While every other jurisdiction on the planet is encouraging more wind and solar, Premier Smith’s government is doing the opposite by doubling down on natural gas.
The second group of new technologies is more technical and less obvious to consumers, but no less important. These include battery storage, power electronics, digital controls, artificial intelligence, transmission enhancing technologies, and many others. Once a grid has more than a few percentage points of wind and solar generation, operators and utilities use these technologies to “balance” the system and keep it reliable.
Alberta has been quick to adopt wind and solar generation, going back to the 1990s with wind farms in the Pincher Creek area. By 2023, wind and solar power had grown to comprise 20% of net-to-grid in Alberta (AESO 2023, page 15). But we have been slow to integrate the other new technologies, especially battery storage, which is extremely important for modern grids. This is one of the reasons that our provincial grid has had some reliability problems.
Premier Smith’s solution is to slap some Band-Aids on a system that has never worked as intended and hope that this time the market designers will get it right. The problem is that “grid modernization,” as it’s often called, is paid for by users. You, the consumer. And consumers are already concerned about the multitude of fees they see on their bills. The Alberta Federation of Labour (AFL) is worried that the cost of electricity may go down a bit, but those fees will keep rising to pay for the necessary updates to the power grid.
De-regulation was supposed to bring down costs by introducing competition. Instead, adopting an Enron-style market led to a big problem similar to the one behind the collapse of US-based Enron over 20 years ago: gaming the system.
Take “economic withholding.” This is the practice of big electric generators (like utilities) to withhold some of their power supply from the market. This creates an artificial scarcity, which leads to higher prices. The generators sell less power, but make more money on the power they do sell. Consumers lose, big corporations benefit.

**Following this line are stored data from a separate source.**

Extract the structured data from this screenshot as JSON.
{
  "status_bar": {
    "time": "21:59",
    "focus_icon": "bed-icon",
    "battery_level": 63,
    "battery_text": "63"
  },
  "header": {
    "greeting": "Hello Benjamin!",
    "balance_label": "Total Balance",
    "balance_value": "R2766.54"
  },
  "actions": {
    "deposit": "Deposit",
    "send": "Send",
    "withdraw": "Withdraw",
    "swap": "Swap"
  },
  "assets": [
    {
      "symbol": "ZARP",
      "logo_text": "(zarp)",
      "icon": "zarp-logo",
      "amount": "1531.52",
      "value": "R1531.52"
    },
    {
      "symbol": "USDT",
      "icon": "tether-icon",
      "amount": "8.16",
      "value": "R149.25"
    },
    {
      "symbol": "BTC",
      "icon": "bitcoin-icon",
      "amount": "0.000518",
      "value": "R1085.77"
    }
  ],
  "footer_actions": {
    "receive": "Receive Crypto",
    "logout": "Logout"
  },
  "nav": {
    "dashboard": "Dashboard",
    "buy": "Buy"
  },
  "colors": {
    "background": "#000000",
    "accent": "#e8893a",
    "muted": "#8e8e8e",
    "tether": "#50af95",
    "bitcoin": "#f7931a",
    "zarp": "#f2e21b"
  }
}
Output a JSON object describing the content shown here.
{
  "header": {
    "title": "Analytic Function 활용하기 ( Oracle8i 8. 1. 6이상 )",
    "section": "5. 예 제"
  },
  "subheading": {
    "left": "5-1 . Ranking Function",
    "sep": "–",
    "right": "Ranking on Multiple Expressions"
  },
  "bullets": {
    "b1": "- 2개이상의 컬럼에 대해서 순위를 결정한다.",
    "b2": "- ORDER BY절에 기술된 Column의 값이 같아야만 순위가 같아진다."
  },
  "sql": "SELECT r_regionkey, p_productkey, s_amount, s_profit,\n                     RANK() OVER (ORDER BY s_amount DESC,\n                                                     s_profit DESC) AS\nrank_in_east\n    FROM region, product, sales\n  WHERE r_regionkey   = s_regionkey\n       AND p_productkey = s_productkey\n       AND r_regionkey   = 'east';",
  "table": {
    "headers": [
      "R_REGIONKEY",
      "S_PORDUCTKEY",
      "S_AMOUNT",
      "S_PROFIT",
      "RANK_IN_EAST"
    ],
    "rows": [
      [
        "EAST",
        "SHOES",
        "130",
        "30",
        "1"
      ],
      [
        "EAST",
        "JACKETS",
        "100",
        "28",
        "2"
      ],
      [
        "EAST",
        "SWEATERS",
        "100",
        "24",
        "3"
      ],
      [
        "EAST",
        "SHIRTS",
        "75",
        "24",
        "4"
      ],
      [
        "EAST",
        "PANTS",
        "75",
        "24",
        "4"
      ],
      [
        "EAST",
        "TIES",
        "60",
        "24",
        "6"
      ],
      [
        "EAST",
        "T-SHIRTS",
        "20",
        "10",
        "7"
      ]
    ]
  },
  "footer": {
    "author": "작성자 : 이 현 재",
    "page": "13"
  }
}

Economic withholding is actually designed into the Alberta system. The goal is to compensate generators that lost money when wholesale prices are low. But what happens when economic withholding lasts for months on end? Then the big players make out like bandits and Albertans are stuck with outrageous bills.

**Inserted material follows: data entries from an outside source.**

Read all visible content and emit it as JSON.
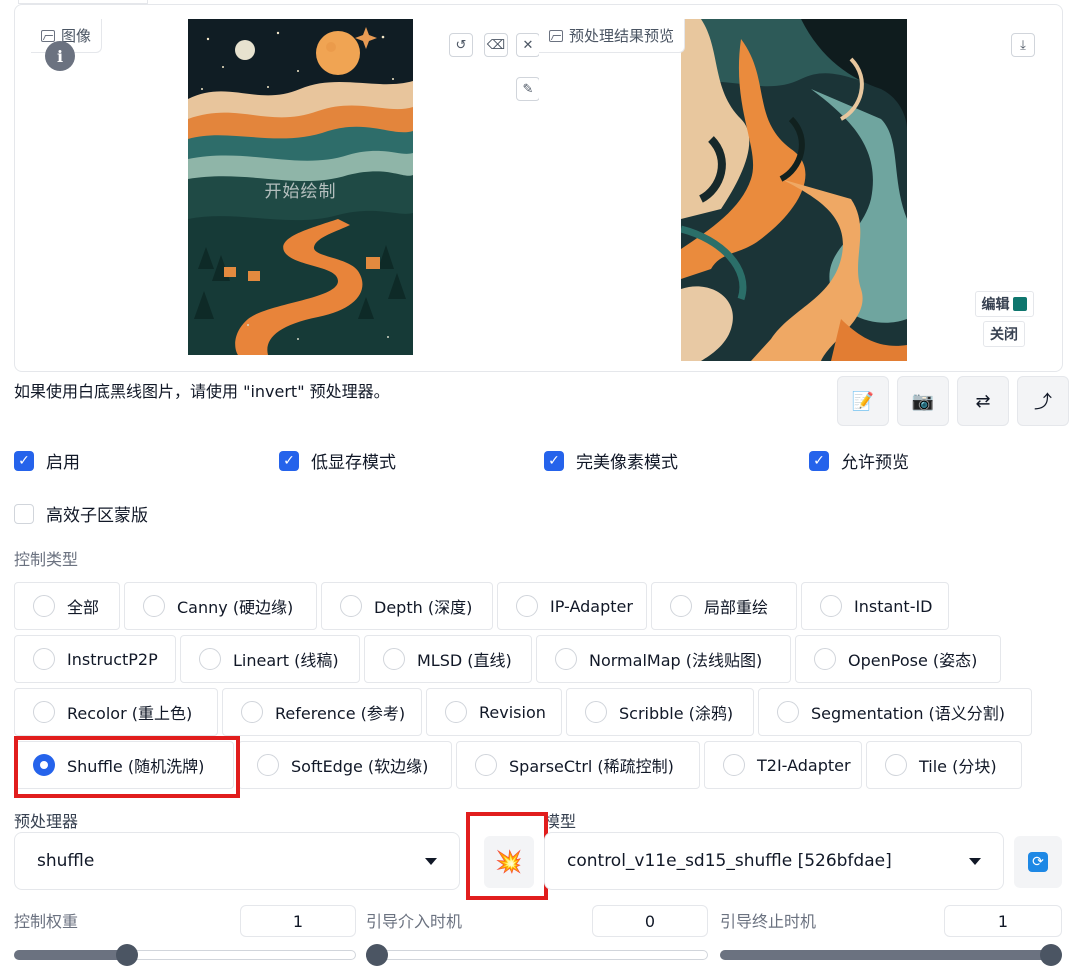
{
  "image_panel": {
    "input_label": "图像",
    "input_canvas_overlay": "开始绘制",
    "preview_label": "预处理结果预览",
    "edit_label": "编辑",
    "close_label": "关闭"
  },
  "hint_text": "如果使用白底黑线图片，请使用 \"invert\" 预处理器。",
  "checkboxes": [
    {
      "label": "启用",
      "checked": true
    },
    {
      "label": "低显存模式",
      "checked": true
    },
    {
      "label": "完美像素模式",
      "checked": true
    },
    {
      "label": "允许预览",
      "checked": true
    },
    {
      "label": "高效子区蒙版",
      "checked": false
    }
  ],
  "control_type": {
    "label": "控制类型",
    "options": [
      "全部",
      "Canny (硬边缘)",
      "Depth (深度)",
      "IP-Adapter",
      "局部重绘",
      "Instant-ID",
      "InstructP2P",
      "Lineart (线稿)",
      "MLSD (直线)",
      "NormalMap (法线贴图)",
      "OpenPose (姿态)",
      "Recolor (重上色)",
      "Reference (参考)",
      "Revision",
      "Scribble (涂鸦)",
      "Segmentation (语义分割)",
      "Shuffle (随机洗牌)",
      "SoftEdge (软边缘)",
      "SparseCtrl (稀疏控制)",
      "T2I-Adapter",
      "Tile (分块)"
    ],
    "selected": "Shuffle (随机洗牌)"
  },
  "preprocessor": {
    "label": "预处理器",
    "value": "shuffle"
  },
  "model": {
    "label": "模型",
    "value": "control_v11e_sd15_shuffle [526bfdae]"
  },
  "control_weight": {
    "label": "控制权重",
    "value": "1",
    "fraction": 0.32
  },
  "start_step": {
    "label": "引导介入时机",
    "value": "0",
    "fraction": 0.0
  },
  "end_step": {
    "label": "引导终止时机",
    "value": "1",
    "fraction": 1.0
  },
  "colors": {
    "accent": "#2563eb",
    "highlight": "#e11d1d"
  }
}
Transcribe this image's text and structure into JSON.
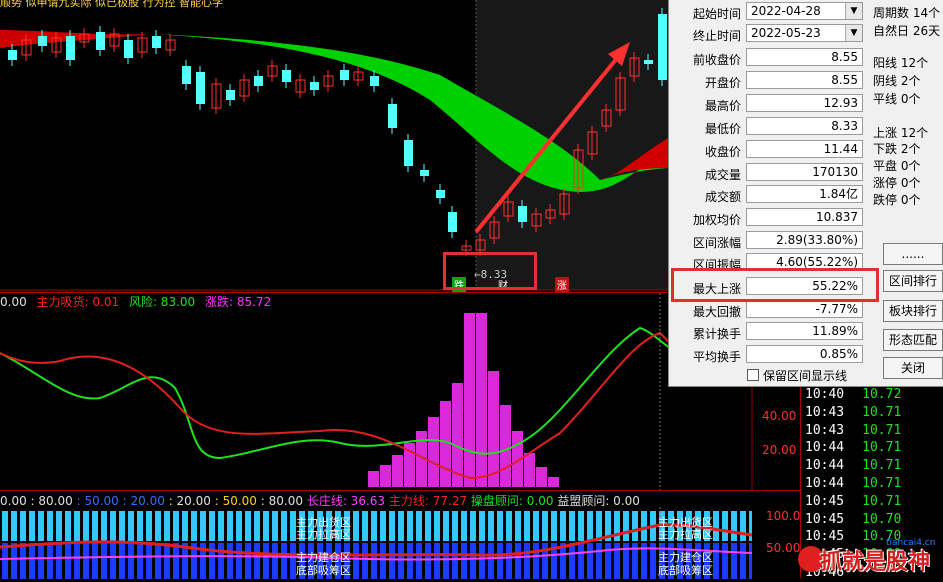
{
  "top_strip": {
    "text": "顺势 似申请九实际 似已极股 行为控 智能心学"
  },
  "chart": {
    "price_label": "8.33",
    "markers": [
      "跌",
      "财",
      "涨"
    ]
  },
  "indicator1": {
    "title": "0.00",
    "items": [
      {
        "label": "主力吸货: 0.01",
        "color": "#ff2020"
      },
      {
        "label": "风险: 83.00",
        "color": "#20e020"
      },
      {
        "label": "涨跌: 85.72",
        "color": "#ff30ff"
      }
    ],
    "axis": [
      "40.00",
      "20.00"
    ]
  },
  "indicator2": {
    "items": [
      {
        "label": "0.00",
        "color": "#e0e0e0"
      },
      {
        "label": ": 80.00",
        "color": "#e0e0e0"
      },
      {
        "label": ": 50.00",
        "color": "#3a6cff"
      },
      {
        "label": ": 20.00",
        "color": "#3a6cff"
      },
      {
        "label": ": 20.00",
        "color": "#e0e0e0"
      },
      {
        "label": ": 50.00",
        "color": "#ffd020"
      },
      {
        "label": ": 80.00",
        "color": "#e0e0e0"
      },
      {
        "label": "长庄线: 36.63",
        "color": "#ff40ff"
      },
      {
        "label": "主力线: 77.27",
        "color": "#ff2020"
      },
      {
        "label": "操盘顾问: 0.00",
        "color": "#20e020"
      },
      {
        "label": "益盟顾问: 0.00",
        "color": "#e0e0e0"
      }
    ],
    "zones": [
      "主力出货区",
      "主力拉高区",
      "主力建仓区",
      "底部吸筹区"
    ],
    "axis": [
      "100.0",
      "50.00"
    ]
  },
  "stats": {
    "start_label": "起始时间",
    "start_value": "2022-04-28",
    "end_label": "终止时间",
    "end_value": "2022-05-23",
    "rows": [
      {
        "label": "前收盘价",
        "value": "8.55"
      },
      {
        "label": "开盘价",
        "value": "8.55"
      },
      {
        "label": "最高价",
        "value": "12.93"
      },
      {
        "label": "最低价",
        "value": "8.33"
      },
      {
        "label": "收盘价",
        "value": "11.44"
      },
      {
        "label": "成交量",
        "value": "170130"
      },
      {
        "label": "成交额",
        "value": "1.84亿"
      },
      {
        "label": "加权均价",
        "value": "10.837"
      },
      {
        "label": "区间涨幅",
        "value": "2.89(33.80%)"
      },
      {
        "label": "区间振幅",
        "value": "4.60(55.22%)"
      },
      {
        "label": "最大上涨",
        "value": "55.22%"
      },
      {
        "label": "最大回撤",
        "value": "-7.77%"
      },
      {
        "label": "累计换手",
        "value": "11.89%"
      },
      {
        "label": "平均换手",
        "value": "0.85%"
      }
    ],
    "side_info": [
      "周期数 14个",
      "自然日 26天",
      "阳线 12个",
      "阴线 2个",
      "平线 0个",
      "上涨 12个",
      "下跌 2个",
      "平盘 0个",
      "涨停 0个",
      "跌停 0个"
    ],
    "buttons": [
      "......",
      "区间排行",
      "板块排行",
      "形态匹配",
      "关闭"
    ],
    "checkbox_label": "保留区间显示线"
  },
  "tape": {
    "rows": [
      {
        "time": "10:40",
        "price": "10.72"
      },
      {
        "time": "10:43",
        "price": "10.71"
      },
      {
        "time": "10:43",
        "price": "10.71"
      },
      {
        "time": "10:44",
        "price": "10.71"
      },
      {
        "time": "10:44",
        "price": "10.71"
      },
      {
        "time": "10:44",
        "price": "10.71"
      },
      {
        "time": "10:45",
        "price": "10.71"
      },
      {
        "time": "10:45",
        "price": "10.70"
      },
      {
        "time": "10:45",
        "price": "10.70"
      },
      {
        "time": "10:45",
        "price": "10.69"
      },
      {
        "time": "10:46",
        "price": ""
      }
    ]
  },
  "watermark": {
    "text": "抓就是股神",
    "sub": "tiancai4.cn"
  },
  "colors": {
    "up": "#ff3030",
    "down": "#54ffff",
    "ma_band": "#00d000",
    "highlight_box": "#e03030"
  }
}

Not good. Not good at all. The Alberta Federation of Labour has a different approach.
We propose to create a provincial Crown corporation that will consolidate authorities currently spread over a number of agencies and bring back some order (and lower prices for consumers) to the system. The Crown corporation might eventually oversee re-regulation of the sector, providing Albertans with long-promised low power rates.
Exactly how Alberta’s power system can be fixed and how long it will take is yet to be determined. The technical details of Premier Smith’s new rules for the grid are still being determined. Roll out will take place over the next few years. But what is clear is that allowing more of what created high consumer prices and reliability concerns is not the answer.
Alberta needs a power grid that serves the needs of Albertans, not a few big electricity generators.